Speaker
Description
During LHC Long Shutdown 3, ALICE will replace its innermost three tracking layers with wafer scale stitched Monolithic Active Pixel Sensors(MAPS) bent around the beam pipe. Each 27 cm-long sensor is connected via wire bonds to a custom three-layer Flexible Printed Circuit(FPC). These FPCs deliver power, transmit up to 40 high-speed(10 Gb/s) data and control signals. Designed for a half-cylindrical geometry and 100 µm ASIC pitch, they were optimised through simulations and electrical tests. Custom tooling enables precise bending and wire bonding. This contribution presents the design, integration, and assembly process of the ITS3 FPCs, highlighting technical challenges and solutions.
Summary (500 words)
During LHC LS3, the three inner-most vertexing layers of ALICE will be replaced by three layers of Monolithic Active Pixel sensors (MAPS) of 27 cm length, bent around the beam pipe and thinned to 50 µm. The layers are held in place by carbon foam instead of rigid structures and air-cooled, thus presenting a material budget of 0.09% -X0 per layer only. Depending on the layer, each sensor contains 3, 4 or 5 identical, independent sensor segments of 27 cm x 1.95 cm size.
The electrical connections between the sensors, the power supplies, readout and control are achieved by a stack of three independent Flexible Printed Circuits (FPCs) of two layers, split into identical and independent parts connected to one segment each, adapted to match the half-cylindrical shape and the variable sensor ASIC pitch of 100 to 150 µm on the sensor side.

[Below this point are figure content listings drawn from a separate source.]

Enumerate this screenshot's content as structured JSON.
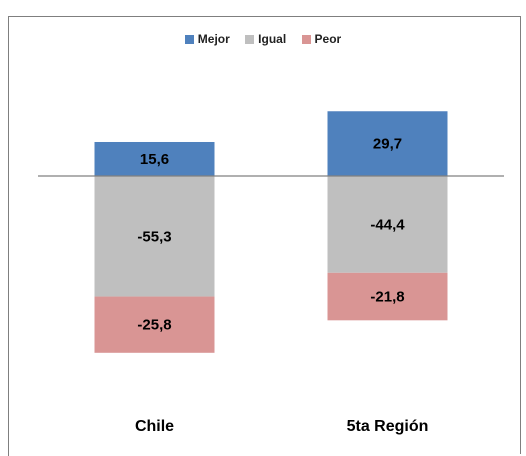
{
  "title_fragment": "",
  "chart_data": {
    "type": "bar",
    "stacked": true,
    "categories": [
      "Chile",
      "5ta Región"
    ],
    "series": [
      {
        "name": "Mejor",
        "values": [
          15.6,
          29.7
        ],
        "labels": [
          "15,6",
          "29,7"
        ],
        "color": "#4f81bd"
      },
      {
        "name": "Igual",
        "values": [
          -55.3,
          -44.4
        ],
        "labels": [
          "-55,3",
          "-44,4"
        ],
        "color": "#bfbfbf"
      },
      {
        "name": "Peor",
        "values": [
          -25.8,
          -21.8
        ],
        "labels": [
          "-25,8",
          "-21,8"
        ],
        "color": "#d99594"
      }
    ],
    "ylim": [
      -95,
      55
    ],
    "legend_position": "top",
    "grid": false,
    "zero_line_color": "#808080"
  }
}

It connects two analogue and three digital supplies to the sensors for a total of 2.5 A, up to 40 differential 10 Gb/s readout signals and up to 40 control and clock signals of 5-160 MHz.

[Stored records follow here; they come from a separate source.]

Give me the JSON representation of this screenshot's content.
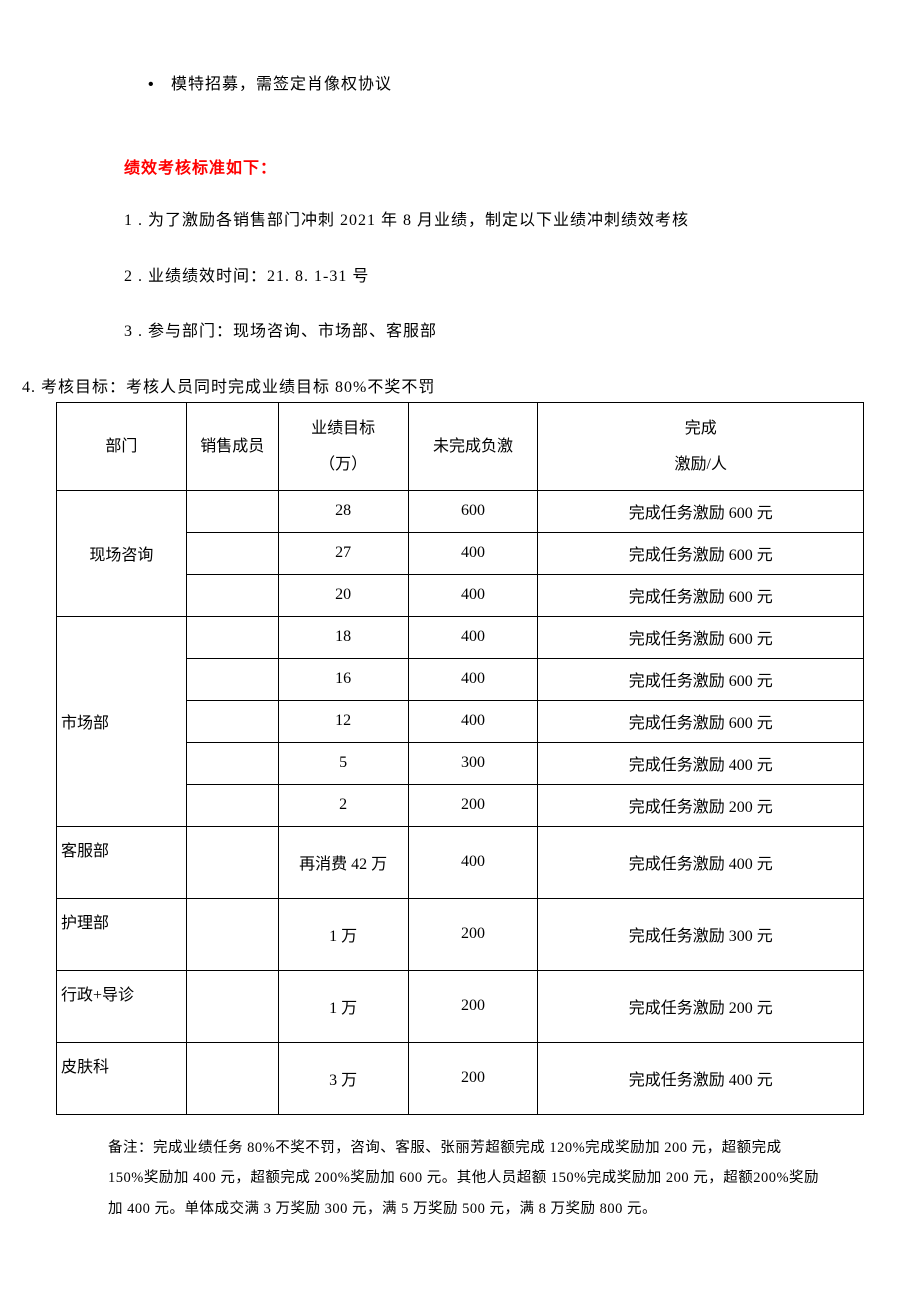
{
  "bullet_text": "模特招募，需签定肖像权协议",
  "section_header": "绩效考核标准如下：",
  "lines": {
    "l1": "1 . 为了激励各销售部门冲刺 2021 年 8 月业绩，制定以下业绩冲刺绩效考核",
    "l2": "2 . 业绩绩效时间：21. 8. 1-31 号",
    "l3": "3 . 参与部门：现场咨询、市场部、客服部",
    "l4": "4. 考核目标：考核人员同时完成业绩目标 80%不奖不罚"
  },
  "table": {
    "headers": {
      "dept": "部门",
      "member": "销售成员",
      "target_l1": "业绩目标",
      "target_l2": "（万）",
      "penalty": "未完成负激",
      "reward_l1": "完成",
      "reward_l2": "激励/人"
    },
    "groups": [
      {
        "dept": "现场咨询",
        "dept_align": "center",
        "rows": [
          {
            "member": "",
            "target": "28",
            "penalty": "600",
            "reward": "完成任务激励 600 元",
            "tall": false
          },
          {
            "member": "",
            "target": "27",
            "penalty": "400",
            "reward": "完成任务激励 600 元",
            "tall": false
          },
          {
            "member": "",
            "target": "20",
            "penalty": "400",
            "reward": "完成任务激励 600 元",
            "tall": false
          }
        ]
      },
      {
        "dept": "市场部",
        "dept_align": "left",
        "rows": [
          {
            "member": "",
            "target": "18",
            "penalty": "400",
            "reward": "完成任务激励 600 元",
            "tall": false
          },
          {
            "member": "",
            "target": "16",
            "penalty": "400",
            "reward": "完成任务激励 600 元",
            "tall": false
          },
          {
            "member": "",
            "target": "12",
            "penalty": "400",
            "reward": "完成任务激励 600 元",
            "tall": false
          },
          {
            "member": "",
            "target": "5",
            "penalty": "300",
            "reward": "完成任务激励 400 元",
            "tall": false
          },
          {
            "member": "",
            "target": "2",
            "penalty": "200",
            "reward": "完成任务激励 200 元",
            "tall": false
          }
        ]
      },
      {
        "dept": "客服部",
        "dept_align": "left",
        "rows": [
          {
            "member": "",
            "target": "再消费 42 万",
            "penalty": "400",
            "reward": "完成任务激励 400 元",
            "tall": true
          }
        ]
      },
      {
        "dept": "护理部",
        "dept_align": "left",
        "rows": [
          {
            "member": "",
            "target": "1 万",
            "penalty": "200",
            "reward": "完成任务激励 300 元",
            "tall": true
          }
        ]
      },
      {
        "dept": "行政+导诊",
        "dept_align": "left",
        "rows": [
          {
            "member": "",
            "target": "1 万",
            "penalty": "200",
            "reward": "完成任务激励 200 元",
            "tall": true
          }
        ]
      },
      {
        "dept": "皮肤科",
        "dept_align": "left",
        "rows": [
          {
            "member": "",
            "target": "3 万",
            "penalty": "200",
            "reward": "完成任务激励 400 元",
            "tall": true
          }
        ]
      }
    ]
  },
  "footnote": "备注：完成业绩任务 80%不奖不罚，咨询、客服、张丽芳超额完成 120%完成奖励加 200 元，超额完成 150%奖励加 400 元，超额完成 200%奖励加 600 元。其他人员超额 150%完成奖励加 200 元，超额200%奖励加 400 元。单体成交满 3 万奖励 300 元，满 5 万奖励 500 元，满 8 万奖励 800 元。"
}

The selection of the polyimide base material, the manufacturing rules, the power integrity and signal integrity optimisation were guided by simulations, prototyping, electrical measurements with Vector Network Analysers (VNA) and Time Delay Reflectometers (TDR). The layout of the FPC and the locations of the sensor ASIC pads were aligned to facilitate their integration.
During manufacturing and final assembly of the FPC, mechanical, physical, and electrical parameters are verified at several steps of the production. The bending of the FPC into a cylindrical shape for each layer required the development of custom tools. The FPC assembly and passive components placement are done manually due to the non-conventional shape.

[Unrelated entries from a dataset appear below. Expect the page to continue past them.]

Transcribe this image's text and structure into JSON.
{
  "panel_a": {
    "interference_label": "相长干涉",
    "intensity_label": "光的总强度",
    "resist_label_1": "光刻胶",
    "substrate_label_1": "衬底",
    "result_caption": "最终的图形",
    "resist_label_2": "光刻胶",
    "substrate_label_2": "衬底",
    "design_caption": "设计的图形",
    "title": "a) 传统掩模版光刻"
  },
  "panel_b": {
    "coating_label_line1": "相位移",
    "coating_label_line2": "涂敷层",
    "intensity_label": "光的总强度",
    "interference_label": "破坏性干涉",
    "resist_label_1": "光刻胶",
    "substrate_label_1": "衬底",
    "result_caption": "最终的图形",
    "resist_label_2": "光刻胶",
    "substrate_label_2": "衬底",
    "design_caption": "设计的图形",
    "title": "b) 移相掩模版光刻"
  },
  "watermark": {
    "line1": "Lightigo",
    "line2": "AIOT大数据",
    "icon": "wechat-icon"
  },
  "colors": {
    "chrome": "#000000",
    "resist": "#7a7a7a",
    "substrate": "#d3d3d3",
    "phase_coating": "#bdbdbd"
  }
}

The connection between the sensor and the FPC is made when both are aligned on a mandrel to ensure mechanical stability. The wire bonding is achieved with a wire bonding machine adapted to the cylindrical shape of the sensor and FPC. The displacement of the wire bonding head in lateral direction is replaced by a rotary movement of the mandrel controlled by an external stepper motor.
This contribution will describe the design, the optimization by simulation and test, the integration of the ITS3 FPCs, the assembly process and the electrical interconnections to the cylindrical shaped FPC. It will also discuss challenges, findings and lessons learnt.